Effect on Clinical Practice

As I alluded to earlier in my presentation, we are increasingly recognising these patients. So, there's an increasing number of patients out there. We do not have targeted therapies for these patients. These are broad therapies with a broad set of side effects. So what we needed to do was a precision-type therapy that works on the specific heart muscle. Now, the reason why there is this need is, if they do not get better with the standard therapy then their only option is heart surgery or an interventional cardiology procedure. It's great when it works. It's great at a fantastic centre of excellence. But there's not enough of those. There's a lot more patients and not enough centres. So there's that gap we need to fill. So how do I think it will translate in clinical practice? You can think about a patient, a group of patients, in whom they no longer meet criteria for any invasive procedure. There will be a group of patients where, they choose to defer surgery or procedure for an extended period of time for whatever reason, this can get them through that. There could be a group of people that are high risk for a procedure or do not have the anatomy suitable for a procedure. They need some alternative therapy. So, I see it playing out in multiple different arenas. More than likely, the way I envision it, people will start off with is you try standard therapy, it doesn't work, add this. If it works, then great. If it doesn't work, or it works for a little bit, then continue. So, it could be an alternative or a stopgap to SRT.

Next Steps

So the next step specifically for this 16-week study, which was placebo-controlled. So now all patients were offered a chance to go for surgery. 95% of patients chose not to go for surgery or alcohol ablation. 95% of patients are continuing on medications. So the obvious next step is: is there a right dose? Or is it different dose for different people? What is the optimal way of monitoring this medication? How many people really say, 'I don't want to deal with this, send me for surgery'? What is the turnover rate? What is the transition from medical therapy to surgical therapy rate?
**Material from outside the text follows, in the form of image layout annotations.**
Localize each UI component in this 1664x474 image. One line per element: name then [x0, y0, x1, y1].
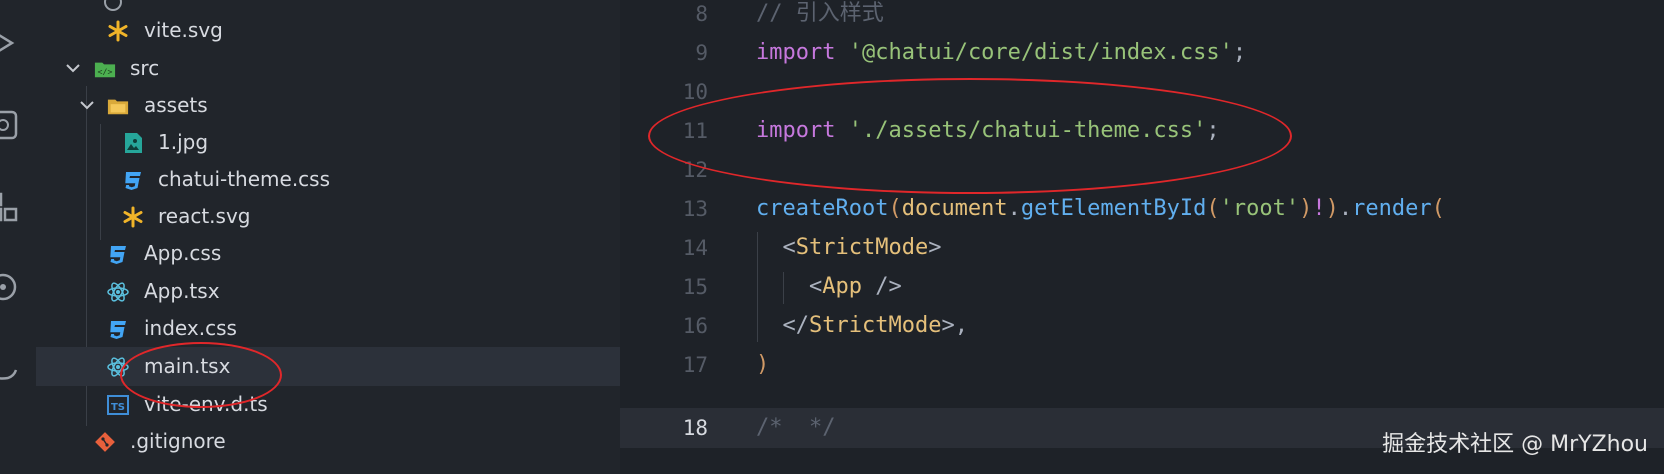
file-name: vite.svg: [144, 18, 223, 42]
code-token: (: [1431, 196, 1445, 221]
list-item[interactable]: 1.jpg: [36, 123, 620, 162]
line-number: 15: [682, 275, 708, 299]
list-item[interactable]: App.css: [36, 234, 620, 273]
chevron-down-icon[interactable]: [64, 59, 82, 77]
code-token: .: [1007, 196, 1021, 221]
svg-text:TS: TS: [111, 402, 125, 413]
code-token: createRoot: [756, 196, 889, 221]
code-line[interactable]: import '@chatui/core/dist/index.css';: [756, 39, 1246, 67]
code-editor[interactable]: 8 // 引入样式 9 import '@chatui/core/dist/in…: [620, 0, 1664, 474]
code-token: StrictMode: [795, 235, 929, 260]
code-token: !: [1312, 196, 1326, 221]
react-file-icon: [107, 281, 129, 303]
list-item[interactable]: react.svg: [36, 197, 620, 236]
docker-icon[interactable]: [0, 356, 20, 390]
css-file-icon: [107, 318, 129, 340]
ts-file-icon: TS: [107, 394, 129, 416]
code-token: ;: [1232, 40, 1247, 65]
chevron-down-icon[interactable]: [78, 96, 96, 114]
extensions-icon[interactable]: [0, 190, 20, 224]
list-item[interactable]: index.css: [36, 309, 620, 348]
image-file-icon: [122, 132, 144, 154]
code-token: import: [756, 40, 836, 65]
file-name: App.tsx: [144, 279, 220, 303]
file-name: index.css: [144, 316, 237, 340]
line-number: 16: [682, 314, 708, 338]
code-token: 'root': [1219, 196, 1300, 221]
line-number: 9: [695, 41, 708, 65]
remote-explorer-icon[interactable]: [0, 108, 20, 142]
line-number: 10: [682, 80, 708, 104]
code-token: <: [782, 235, 796, 260]
code-token: getElementById: [1020, 196, 1207, 221]
code-token: />: [861, 274, 902, 299]
code-token: >,: [941, 313, 968, 338]
code-token: StrictMode: [809, 313, 942, 338]
code-token: (: [1206, 196, 1220, 221]
file-name: assets: [144, 93, 208, 117]
code-token: ): [1325, 196, 1339, 221]
folder-open-icon: [107, 95, 129, 117]
file-name: App.css: [144, 241, 222, 265]
code-token: '@chatui/core/dist/index.css': [848, 40, 1233, 65]
line-number-active: 18: [682, 416, 708, 440]
code-token: App: [822, 274, 862, 299]
svg-star-icon: [107, 20, 129, 42]
css-file-icon: [107, 243, 129, 265]
watermark: 掘金技术社区 @ MrYZhou: [1382, 432, 1648, 457]
code-token: render: [1352, 196, 1432, 221]
code-token: >: [928, 235, 942, 260]
code-token: ): [1299, 196, 1313, 221]
list-item[interactable]: TS vite-env.d.ts: [36, 385, 620, 424]
code-line[interactable]: // 引入样式: [756, 0, 884, 28]
annotation-ellipse: [120, 342, 282, 408]
list-item[interactable]: assets: [36, 86, 620, 125]
list-item[interactable]: chatui-theme.css: [36, 160, 620, 199]
list-item[interactable]: .gitignore: [36, 422, 620, 461]
list-item[interactable]: </> src: [36, 49, 620, 88]
code-line[interactable]: </StrictMode>,: [756, 312, 968, 340]
list-item[interactable]: vite.svg: [36, 11, 620, 50]
code-line[interactable]: <App />: [756, 273, 902, 301]
src-folder-icon: </>: [94, 58, 116, 80]
activity-bar: [0, 0, 36, 474]
css-file-icon: [122, 169, 144, 191]
code-line[interactable]: /* */: [756, 414, 835, 442]
code-line[interactable]: createRoot(document.getElementById('root…: [756, 195, 1445, 223]
file-name: chatui-theme.css: [158, 167, 331, 191]
file-name: .gitignore: [130, 429, 226, 453]
timeline-icon[interactable]: [0, 270, 20, 304]
file-explorer: vite.svg </> src assets 1.jpg chatui-the…: [36, 0, 620, 474]
code-token: // 引入样式: [756, 1, 884, 26]
svg-star-icon: [122, 206, 144, 228]
list-item[interactable]: App.tsx: [36, 272, 620, 311]
code-line[interactable]: ): [756, 351, 769, 379]
code-token: (: [888, 196, 902, 221]
code-token: <: [808, 274, 823, 299]
code-token: ): [756, 352, 770, 377]
file-name: 1.jpg: [158, 130, 209, 154]
code-token: </: [782, 313, 810, 338]
code-token: /* */: [756, 415, 836, 440]
line-number: 8: [695, 2, 708, 26]
run-debug-icon[interactable]: [0, 26, 20, 60]
code-token: document: [901, 196, 1008, 221]
file-name: src: [130, 56, 160, 80]
file-name: react.svg: [158, 204, 251, 228]
code-token: .: [1338, 196, 1353, 221]
code-line[interactable]: <StrictMode>: [756, 234, 942, 262]
annotation-ellipse: [648, 78, 1292, 194]
svg-text:</>: </>: [98, 67, 113, 77]
git-file-icon: [94, 431, 116, 453]
line-number: 13: [682, 197, 708, 221]
line-number: 17: [682, 353, 708, 377]
line-number: 14: [682, 236, 708, 260]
All these questions and plus importantly, safety, long-term safety. So these are the things we will be testing in the long-run. And plus, there are some mechanistic questions. Which patients may drop EF? Or which patients improve better? Are there some biomarkers? Are there some imaging markers that we can look into? So there's plenty of questions that could be asked.

Take-home Messages

In severely symptomatic, obstructive HCM patients who are referred for septal reduction therapy, Mavacamten, titrated using simple echocardiographic measurements, significantly reduced the eligibility for SRT, compared to placebo. In addition to that, it significantly improved NYHA class by at least one. It improved LVOT gradient, biomarkers, as well as Kansas City Cardiomyopathy Score. Additionally, it was safe with no new additional signals in spite of being used as combination therapy or on top of combination therapy, as well as with Dysopyramide.